“We have an anti-politics politics,” says historian Gil Troy. “We love outsiders. We think politicos have sold their souls… We’re always looking for redemption, looking for an outside hero.”
Donald Trump has been the Republican Party’s presumptive nominee for a little over a month, and we’re already seeing signs of trouble with his campaign. Many prominent Republicans have fallen in line behind Trump, but they are left in the awkward position of condemning his statements as un-American and counter to conservative ideals while also defending their support for his bid for the White House. And many in the GOP are concerned about the fact that Trump’s fundraising shortcomings are veering his campaign away from battleground states.
This is a candidacy unlike any we’ve seen during our lifetime. But it’s not unprecedented, according to McGill University professor of history Gil Troy. He wrote a piece for Politico drawing parallels between Trump and President Zachary Taylor titled “How An Outsider President Killed A Party.”
Troy tells Detroit Today host Stephen Henderson that in 1848, there were two major political parties, the Whigs and the Democrats. At that time, the debate over slavery was beginning to reach a fever pitch, creating tension in American society.
He says “Old Rough and Ready” Zachary Taylor had no ties to the Whig party, or politics at all – having never voted in a presidential election before. But he had become a “pop star,” a celebrity, because of his victories as a general in the Mexican-American war.

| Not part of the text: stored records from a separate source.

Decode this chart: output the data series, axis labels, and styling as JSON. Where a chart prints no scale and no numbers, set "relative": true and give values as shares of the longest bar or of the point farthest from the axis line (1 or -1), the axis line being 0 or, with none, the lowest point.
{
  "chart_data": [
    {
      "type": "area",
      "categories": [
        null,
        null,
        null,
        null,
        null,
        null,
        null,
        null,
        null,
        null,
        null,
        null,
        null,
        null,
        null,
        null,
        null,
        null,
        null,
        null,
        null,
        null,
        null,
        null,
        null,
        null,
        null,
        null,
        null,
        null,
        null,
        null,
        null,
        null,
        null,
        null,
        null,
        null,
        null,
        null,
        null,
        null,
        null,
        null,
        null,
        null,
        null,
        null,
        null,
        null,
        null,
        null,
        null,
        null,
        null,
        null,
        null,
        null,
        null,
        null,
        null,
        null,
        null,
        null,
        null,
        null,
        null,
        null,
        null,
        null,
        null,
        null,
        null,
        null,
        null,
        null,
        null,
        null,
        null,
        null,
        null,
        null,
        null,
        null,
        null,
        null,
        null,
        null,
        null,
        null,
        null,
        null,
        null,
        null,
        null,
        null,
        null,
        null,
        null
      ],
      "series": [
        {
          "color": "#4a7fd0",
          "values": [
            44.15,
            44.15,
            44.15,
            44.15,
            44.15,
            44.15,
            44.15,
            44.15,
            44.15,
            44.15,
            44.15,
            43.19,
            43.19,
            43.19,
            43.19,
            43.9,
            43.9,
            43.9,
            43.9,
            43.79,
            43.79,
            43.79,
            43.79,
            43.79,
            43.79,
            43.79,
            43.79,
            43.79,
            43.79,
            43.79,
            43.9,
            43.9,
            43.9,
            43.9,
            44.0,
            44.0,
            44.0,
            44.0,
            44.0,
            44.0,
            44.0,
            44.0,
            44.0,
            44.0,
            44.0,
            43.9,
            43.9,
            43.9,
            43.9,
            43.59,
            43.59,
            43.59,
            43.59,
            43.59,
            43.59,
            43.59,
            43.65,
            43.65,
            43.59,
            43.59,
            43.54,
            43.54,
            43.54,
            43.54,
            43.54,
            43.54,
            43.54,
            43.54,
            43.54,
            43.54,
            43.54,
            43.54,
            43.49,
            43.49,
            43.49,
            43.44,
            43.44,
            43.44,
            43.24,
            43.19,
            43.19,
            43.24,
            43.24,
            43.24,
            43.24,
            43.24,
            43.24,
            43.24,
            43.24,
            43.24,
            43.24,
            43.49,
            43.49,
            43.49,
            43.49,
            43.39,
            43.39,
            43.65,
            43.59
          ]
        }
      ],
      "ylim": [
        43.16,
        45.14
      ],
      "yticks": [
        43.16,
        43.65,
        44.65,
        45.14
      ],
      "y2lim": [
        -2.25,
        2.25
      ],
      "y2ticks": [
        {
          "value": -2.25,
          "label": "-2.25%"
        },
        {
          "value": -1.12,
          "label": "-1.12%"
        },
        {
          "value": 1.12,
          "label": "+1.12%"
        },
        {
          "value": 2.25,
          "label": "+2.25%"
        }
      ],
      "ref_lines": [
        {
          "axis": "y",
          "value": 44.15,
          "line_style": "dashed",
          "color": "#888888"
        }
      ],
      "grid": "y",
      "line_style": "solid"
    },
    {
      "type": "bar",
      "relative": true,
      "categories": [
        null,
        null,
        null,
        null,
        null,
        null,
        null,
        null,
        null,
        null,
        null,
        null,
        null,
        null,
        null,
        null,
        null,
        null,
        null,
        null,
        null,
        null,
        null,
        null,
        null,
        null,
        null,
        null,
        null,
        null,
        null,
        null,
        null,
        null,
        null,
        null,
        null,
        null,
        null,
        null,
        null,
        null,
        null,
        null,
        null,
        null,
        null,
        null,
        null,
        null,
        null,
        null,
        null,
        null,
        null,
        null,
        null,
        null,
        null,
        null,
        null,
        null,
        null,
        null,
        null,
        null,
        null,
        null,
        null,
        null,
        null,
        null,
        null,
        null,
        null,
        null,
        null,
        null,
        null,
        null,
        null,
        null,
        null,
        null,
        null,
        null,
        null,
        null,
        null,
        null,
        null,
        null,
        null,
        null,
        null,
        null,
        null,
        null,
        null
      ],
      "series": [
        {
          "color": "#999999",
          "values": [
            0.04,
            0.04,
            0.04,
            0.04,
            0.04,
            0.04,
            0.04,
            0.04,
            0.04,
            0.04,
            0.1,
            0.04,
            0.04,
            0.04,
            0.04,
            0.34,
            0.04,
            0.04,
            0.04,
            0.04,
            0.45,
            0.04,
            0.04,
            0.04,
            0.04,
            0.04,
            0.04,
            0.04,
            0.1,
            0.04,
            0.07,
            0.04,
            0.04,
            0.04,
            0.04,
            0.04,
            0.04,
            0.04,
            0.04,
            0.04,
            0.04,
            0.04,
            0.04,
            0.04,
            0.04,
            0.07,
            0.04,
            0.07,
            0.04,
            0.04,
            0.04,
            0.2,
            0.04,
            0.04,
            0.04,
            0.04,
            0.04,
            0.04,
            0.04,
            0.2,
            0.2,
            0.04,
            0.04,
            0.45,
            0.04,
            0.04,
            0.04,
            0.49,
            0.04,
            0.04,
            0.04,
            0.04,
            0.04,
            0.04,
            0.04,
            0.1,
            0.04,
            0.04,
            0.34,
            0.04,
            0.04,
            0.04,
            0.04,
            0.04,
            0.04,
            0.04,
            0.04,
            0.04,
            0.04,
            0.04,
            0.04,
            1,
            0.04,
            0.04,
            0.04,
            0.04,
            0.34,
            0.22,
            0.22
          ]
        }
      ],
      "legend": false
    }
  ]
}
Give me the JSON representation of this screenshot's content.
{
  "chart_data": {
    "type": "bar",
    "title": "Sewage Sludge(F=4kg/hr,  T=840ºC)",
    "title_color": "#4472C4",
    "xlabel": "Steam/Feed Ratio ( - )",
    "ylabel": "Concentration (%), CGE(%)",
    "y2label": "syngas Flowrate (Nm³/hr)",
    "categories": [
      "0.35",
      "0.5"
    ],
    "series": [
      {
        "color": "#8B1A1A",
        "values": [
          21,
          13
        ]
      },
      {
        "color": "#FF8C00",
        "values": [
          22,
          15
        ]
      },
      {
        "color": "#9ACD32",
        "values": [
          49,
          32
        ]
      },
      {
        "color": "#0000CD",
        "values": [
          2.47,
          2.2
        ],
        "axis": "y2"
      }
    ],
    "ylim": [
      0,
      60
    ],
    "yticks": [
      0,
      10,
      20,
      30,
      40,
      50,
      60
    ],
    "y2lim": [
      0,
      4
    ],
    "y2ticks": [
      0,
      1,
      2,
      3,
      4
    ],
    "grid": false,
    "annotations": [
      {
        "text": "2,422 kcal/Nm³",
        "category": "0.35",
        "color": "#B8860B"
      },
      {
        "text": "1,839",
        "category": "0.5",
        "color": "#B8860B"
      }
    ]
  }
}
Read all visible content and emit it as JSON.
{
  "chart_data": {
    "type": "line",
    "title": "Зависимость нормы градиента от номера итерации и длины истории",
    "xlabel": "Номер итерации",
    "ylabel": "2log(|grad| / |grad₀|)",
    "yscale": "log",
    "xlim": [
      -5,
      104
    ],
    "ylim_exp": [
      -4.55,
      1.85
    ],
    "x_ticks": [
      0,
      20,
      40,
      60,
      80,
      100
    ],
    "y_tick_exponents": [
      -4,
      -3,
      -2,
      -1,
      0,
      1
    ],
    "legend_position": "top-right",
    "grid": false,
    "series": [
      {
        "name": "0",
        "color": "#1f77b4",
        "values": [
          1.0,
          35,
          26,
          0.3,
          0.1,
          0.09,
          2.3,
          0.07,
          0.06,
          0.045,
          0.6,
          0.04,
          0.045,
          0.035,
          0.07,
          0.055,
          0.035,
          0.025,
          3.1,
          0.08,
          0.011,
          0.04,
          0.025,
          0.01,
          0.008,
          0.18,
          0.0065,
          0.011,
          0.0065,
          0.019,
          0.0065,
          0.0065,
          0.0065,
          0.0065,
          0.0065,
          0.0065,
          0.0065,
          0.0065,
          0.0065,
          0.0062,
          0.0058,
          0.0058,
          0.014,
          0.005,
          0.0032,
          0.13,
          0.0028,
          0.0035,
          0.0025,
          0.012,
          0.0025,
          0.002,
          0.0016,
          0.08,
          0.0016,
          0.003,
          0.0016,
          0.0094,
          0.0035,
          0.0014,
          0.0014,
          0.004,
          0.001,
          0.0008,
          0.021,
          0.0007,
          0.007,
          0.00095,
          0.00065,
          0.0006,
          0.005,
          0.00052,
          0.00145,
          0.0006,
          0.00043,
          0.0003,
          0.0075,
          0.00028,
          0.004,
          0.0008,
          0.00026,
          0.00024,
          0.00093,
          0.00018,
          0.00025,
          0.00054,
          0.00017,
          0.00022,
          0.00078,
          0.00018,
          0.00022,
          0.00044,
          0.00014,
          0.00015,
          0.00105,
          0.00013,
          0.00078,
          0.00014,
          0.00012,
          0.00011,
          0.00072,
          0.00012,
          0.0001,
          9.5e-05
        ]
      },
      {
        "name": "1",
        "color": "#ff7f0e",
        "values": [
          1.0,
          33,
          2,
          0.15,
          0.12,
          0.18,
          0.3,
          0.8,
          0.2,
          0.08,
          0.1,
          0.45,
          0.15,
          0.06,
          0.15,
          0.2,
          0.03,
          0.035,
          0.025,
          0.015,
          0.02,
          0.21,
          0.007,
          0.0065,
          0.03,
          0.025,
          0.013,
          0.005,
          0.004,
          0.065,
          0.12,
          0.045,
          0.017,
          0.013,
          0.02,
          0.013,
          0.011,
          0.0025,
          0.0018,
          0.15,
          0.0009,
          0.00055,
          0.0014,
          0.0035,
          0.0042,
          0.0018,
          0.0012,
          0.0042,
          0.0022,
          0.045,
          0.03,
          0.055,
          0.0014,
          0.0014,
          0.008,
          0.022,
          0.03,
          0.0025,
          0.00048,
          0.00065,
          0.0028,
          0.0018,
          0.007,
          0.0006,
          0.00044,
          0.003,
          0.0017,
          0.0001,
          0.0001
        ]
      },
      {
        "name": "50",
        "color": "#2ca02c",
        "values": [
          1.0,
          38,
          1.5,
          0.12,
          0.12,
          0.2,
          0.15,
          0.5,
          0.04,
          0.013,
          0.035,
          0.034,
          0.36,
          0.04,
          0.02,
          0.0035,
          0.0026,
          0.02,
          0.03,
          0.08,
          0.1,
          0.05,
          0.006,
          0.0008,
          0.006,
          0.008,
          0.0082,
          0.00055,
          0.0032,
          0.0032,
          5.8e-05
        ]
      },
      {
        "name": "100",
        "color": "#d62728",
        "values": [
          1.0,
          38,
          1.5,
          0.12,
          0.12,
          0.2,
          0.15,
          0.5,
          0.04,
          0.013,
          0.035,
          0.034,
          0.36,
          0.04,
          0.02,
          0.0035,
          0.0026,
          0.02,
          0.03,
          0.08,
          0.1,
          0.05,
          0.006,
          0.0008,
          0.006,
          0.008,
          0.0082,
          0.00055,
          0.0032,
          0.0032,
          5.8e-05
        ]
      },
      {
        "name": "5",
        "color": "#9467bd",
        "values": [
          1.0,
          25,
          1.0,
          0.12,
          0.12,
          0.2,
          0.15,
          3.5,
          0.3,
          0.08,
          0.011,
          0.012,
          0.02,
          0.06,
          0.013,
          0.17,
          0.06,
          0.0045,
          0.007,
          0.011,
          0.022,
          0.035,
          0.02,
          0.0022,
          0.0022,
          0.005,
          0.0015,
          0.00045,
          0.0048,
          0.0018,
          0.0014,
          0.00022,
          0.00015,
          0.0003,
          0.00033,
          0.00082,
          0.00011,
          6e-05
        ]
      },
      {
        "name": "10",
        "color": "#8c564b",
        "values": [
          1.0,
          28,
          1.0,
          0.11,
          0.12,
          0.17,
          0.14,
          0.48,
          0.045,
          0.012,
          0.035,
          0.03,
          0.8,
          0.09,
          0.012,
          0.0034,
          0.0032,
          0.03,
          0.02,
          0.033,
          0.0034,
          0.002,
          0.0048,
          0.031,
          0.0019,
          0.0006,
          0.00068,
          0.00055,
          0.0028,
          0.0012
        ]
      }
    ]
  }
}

He was also one of the wealthiest Americans, largely because of his inherited slave holdings.
In an effort to win the 1848 election, the Whigs put their platform aside and nominated Taylor. Although he wins the election, the Whigs never recover from the turmoil Taylor’s candidacy caused within the party. The Whigs do not elect another candidate to the White House. Within ten years, the party is defunct, leading to the rise of the new Republican Party.
“The very election has people arguing, why did he win? Did he win as a sort of triumph of the Whig Party or was it simply a takeover?” Troy says. “It gets to a core question in American history when a party is running a candidate; is the candidate the most important thing?…Or is it about a broader sense of principals? And when an outsider comes in and has no deep connection to the party – sound familiar? – and when he beats the rock-ribbed conservatives of his day… then even if he wins, is that a party triumph? Or what does it do to the party?”
“We have an anti-politics politics,” Troy continues. “We love outsiders. We think politicos have sold their souls… We’re always looking for redemption, looking for an outside hero.”
But Troy says, “History, of course, isn’t destiny. But history teaches us lessons. I’m not trying to be predictive, I’m trying to say, what do we learn from it?”
Taylor dies after just 16 months in office, likely due to a food-borne illness. That led to the “disastrous” presidency of Millard Fillmore. Both Taylor and Fillmore are often ranked among the nation’s worst presidents.